My grandmother never spoke of this. I only learned about it and of her brothers, Warren and Nelson Kerns, when I happened to discover a photo.

The boys’ mother, at the time of the accident, was visiting her parents in Santee, California. She returned by train, alone, to her husband and daughter (my grandmother) to bury her sons.

The tragedy shocked and devastated the tiny community of Hume. One newspaper reported that approximately 1,000 people attended the funeral service.

My mother assembled a large envelope of documents for me about the boys and their untimely deaths: newspaper clippings, photos, school grade cards, handwritten letters, valentines. One brittle envelope contains locks of hair I presume were gathered from the boys before burial.

Warren and Nelson were fascinated with aviation, which may have seemed like a fantastical vocation to two boys who worked hard, long hours on the family farm.  I also found in that envelope some airplane diagrams drawn in pencil. They obviously possessed a propensity for mechanical thinking and creativity.

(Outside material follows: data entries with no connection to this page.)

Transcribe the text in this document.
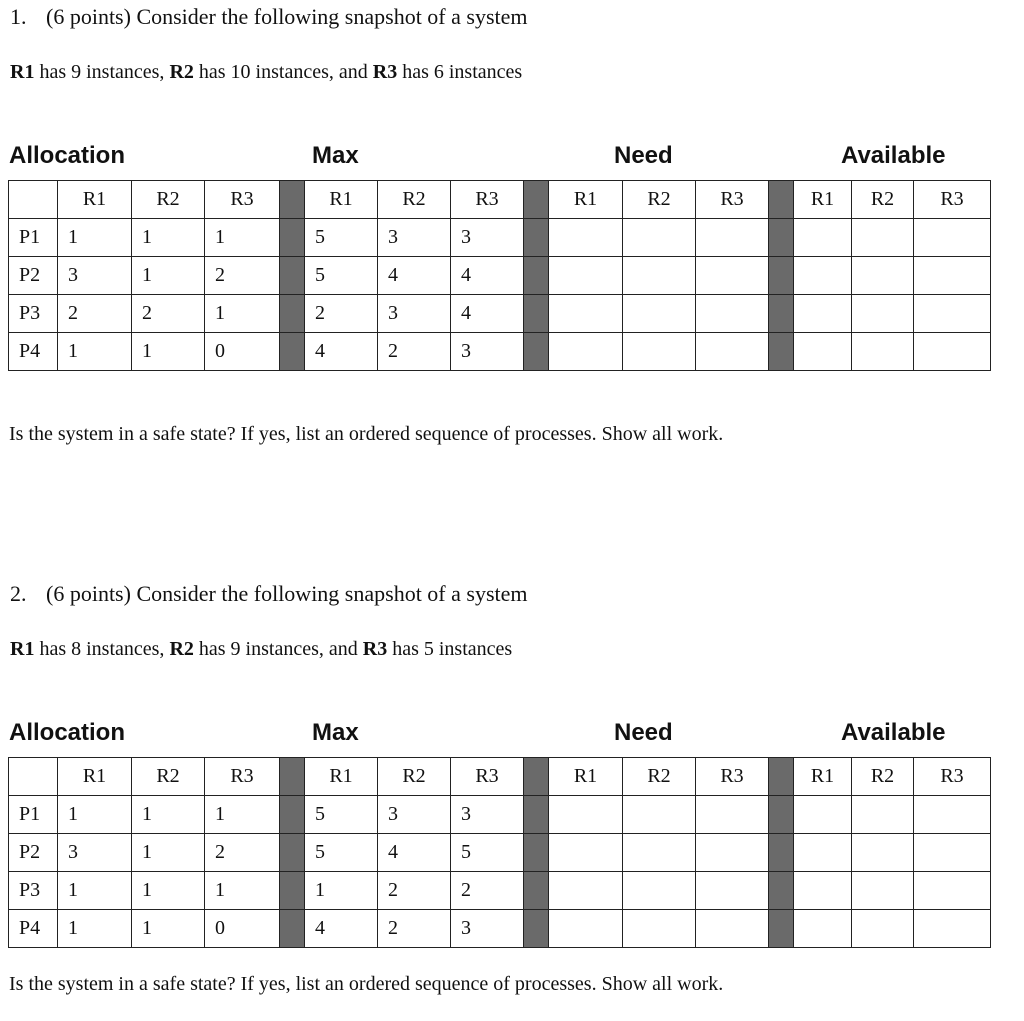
1. (6 points) Consider the following snapshot of a system
R1 has 9 instances, R2 has 10 instances, and R3 has 6 instances
Allocation	Max	Need	Available
	R1	R2	R3		R1	R2	R3		R1	R2	R3		R1	R2	R3
P1	1	1	1		5	3	3								
P2	3	1	2		5	4	4								
P3	2	2	1		2	3	4								
P4	1	1	0		4	2	3								
Is the system in a safe state? If yes, list an ordered sequence of processes. Show all work.
2. (6 points) Consider the following snapshot of a system
R1 has 8 instances, R2 has 9 instances, and R3 has 5 instances
Allocation	Max	Need	Available
	R1	R2	R3		R1	R2	R3		R1	R2	R3		R1	R2	R3
P1	1	1	1		5	3	3								
P2	3	1	2		5	4	5								
P3	1	1	1		1	2	2								
P4	1	1	0		4	2	3								
Is the system in a safe state? If yes, list an ordered sequence of processes. Show all work.
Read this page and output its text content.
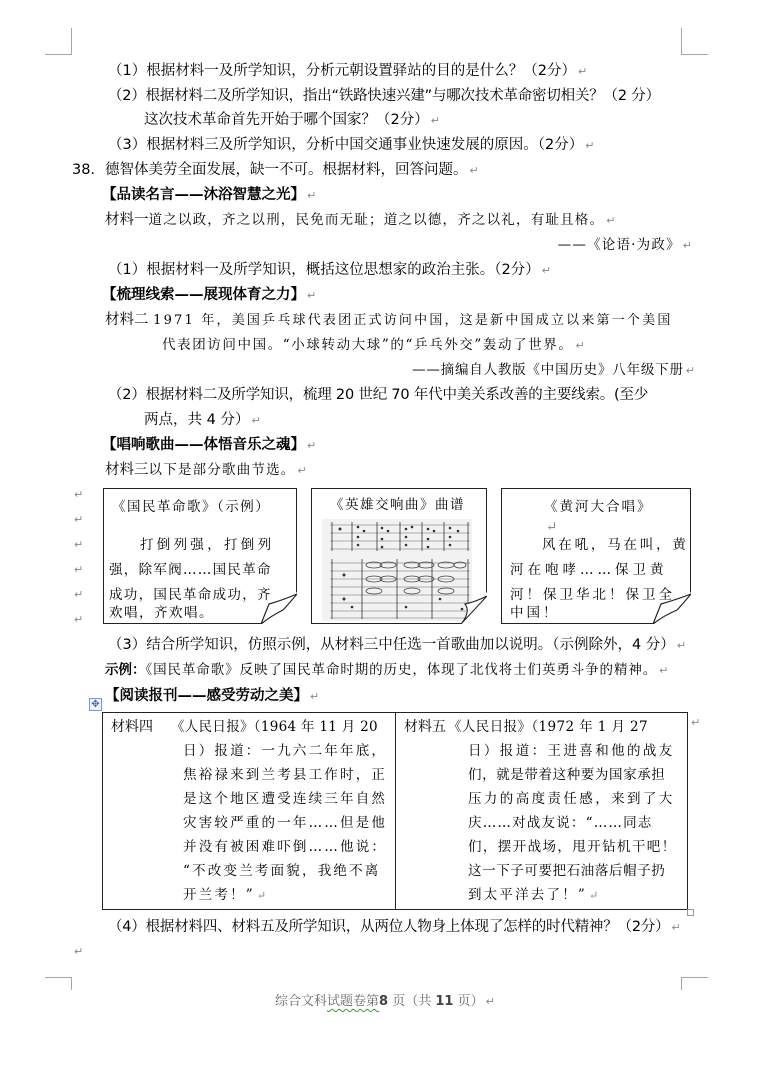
（1）根据材料一及所学知识，分析元朝设置驿站的目的是什么？（2分） ↵
（2）根据材料二及所学知识，指出“铁路快速兴建”与哪次技术革命密切相关？（2 分）
这次技术革命首先开始于哪个国家？（2分） ↵
（3）根据材料三及所学知识，分析中国交通事业快速发展的原因。（2分） ↵
38．德智体美劳全面发展，缺一不可。根据材料，回答问题。 ↵
【品读名言——沐浴智慧之光】 ↵
材料一道之以政，齐之以刑，民免而无耻；道之以德，齐之以礼，有耻且格。 ↵
——《论语·为政》 ↵
（1）根据材料一及所学知识，概括这位思想家的政治主张。（2分） ↵
【梳理线索——展现体育之力】 ↵
材料二 1971 年，美国乒乓球代表团正式访问中国，这是新中国成立以来第一个美国
代表团访问中国。“小球转动大球”的“乒乓外交”轰动了世界。 ↵
——摘编自人教版《中国历史》八年级下册 ↵
（2）根据材料二及所学知识，梳理 20 世纪 70 年代中美关系改善的主要线索。(至少
两点，共 4 分） ↵
【唱响歌曲——体悟音乐之魂】 ↵
材料三以下是部分歌曲节选。 ↵
↵
↵
↵
↵
↵
↵
《国民革命歌》（示例）
打倒列强，打倒列
强，除军阀……国民革命
成功，国民革命成功，齐
欢唱，齐欢唱。
《英雄交响曲》曲谱	《黄河大合唱》
↵
风在吼，马在叫，黄
河在咆哮……保卫黄
河！保卫华北！保卫全
中国！
（3）结合所学知识，仿照示例，从材料三中任选一首歌曲加以说明。（示例除外，4 分） ↵
示例：《国民革命歌》反映了国民革命时期的历史，体现了北伐将士们英勇斗争的精神。 ↵
✥
【阅读报刊——感受劳动之美】 ↵
材料四 《人民日报》（1964 年 11 月 20
日）报道：一九六二年年底，
焦裕禄来到兰考县工作时，正
是这个地区遭受连续三年自然
灾害较严重的一年……但是他
并没有被困难吓倒……他说：
“不改变兰考面貌，我绝不离
开兰考！” ↵

材料五 《人民日报》（1972 年 1 月 27
日）报道：王进喜和他的战友
们，就是带着这种要为国家承担
压力的高度责任感，来到了大
庆……对战友说：“……同志
们，摆开战场，甩开钻机干吧！
这一下子可要把石油落后帽子扔
到太平洋去了！” ↵
↵
（4）根据材料四、材料五及所学知识，从两位人物身上体现了怎样的时代精神？（2分） ↵
↵
综合文科试题卷第8 页（共 11 页） ↵
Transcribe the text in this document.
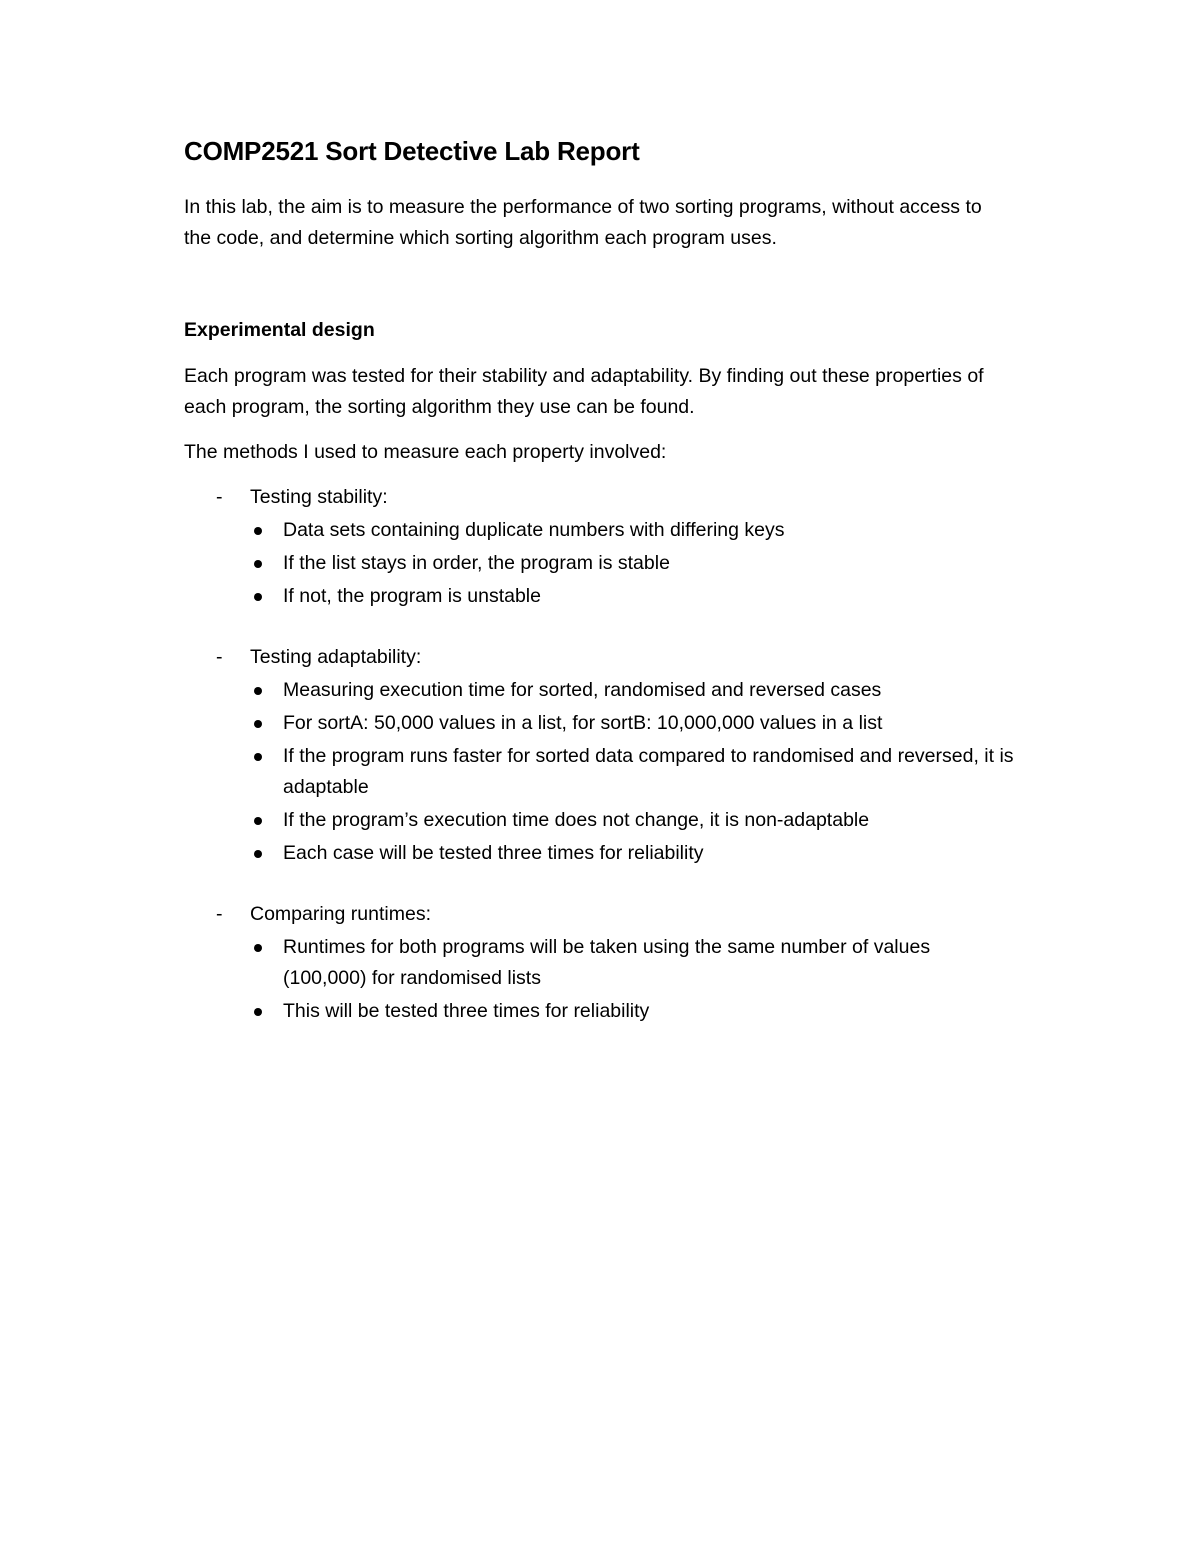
COMP2521 Sort Detective Lab Report

In this lab, the aim is to measure the performance of two sorting programs, without access to the code, and determine which sorting algorithm each program uses.

Experimental design

Each program was tested for their stability and adaptability. By finding out these properties of each program, the sorting algorithm they use can be found.

The methods I used to measure each property involved:

- Testing stability:
Data sets containing duplicate numbers with differing keys
If the list stays in order, the program is stable
If not, the program is unstable
- Testing adaptability:
Measuring execution time for sorted, randomised and reversed cases
For sortA: 50,000 values in a list, for sortB: 10,000,000 values in a list
If the program runs faster for sorted data compared to randomised and reversed, it is adaptable
If the program’s execution time does not change, it is non-adaptable
Each case will be tested three times for reliability
- Comparing runtimes:
Runtimes for both programs will be taken using the same number of values (100,000) for randomised lists
This will be tested three times for reliability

I have thought about my grandmother’s brothers many times over the past several years. I feel compelled to somehow honor, or at least recognize, their lives and deaths and the unspeakable pain that my grandmother, great-grandparents, and other family members endured. I don’t know what I will write or create.

The story will be difficult to tell properly because I know I have a tendency to dwell on sentiment and sentiment can be boring, predictable, manipulative. I want, instead, to write something that will honor the coping, the perseverance, and pragmatism of these people from whom I have descended. I want to write something we can learn from.

This was written in a letter that the boys’ mother received from her own mother two months after the deaths: “I have been so worried over it all I have not been fit to think right or do anything. One must try hard to turn our thoughts on other things. There is plenty to do and we must surely go forward and do our part. The dear boys are safe and happy and free from all the trials of this world and soon we too may be over there with them. Life is short — at the longest — and there is much to do and we can be happy in doing if we will.”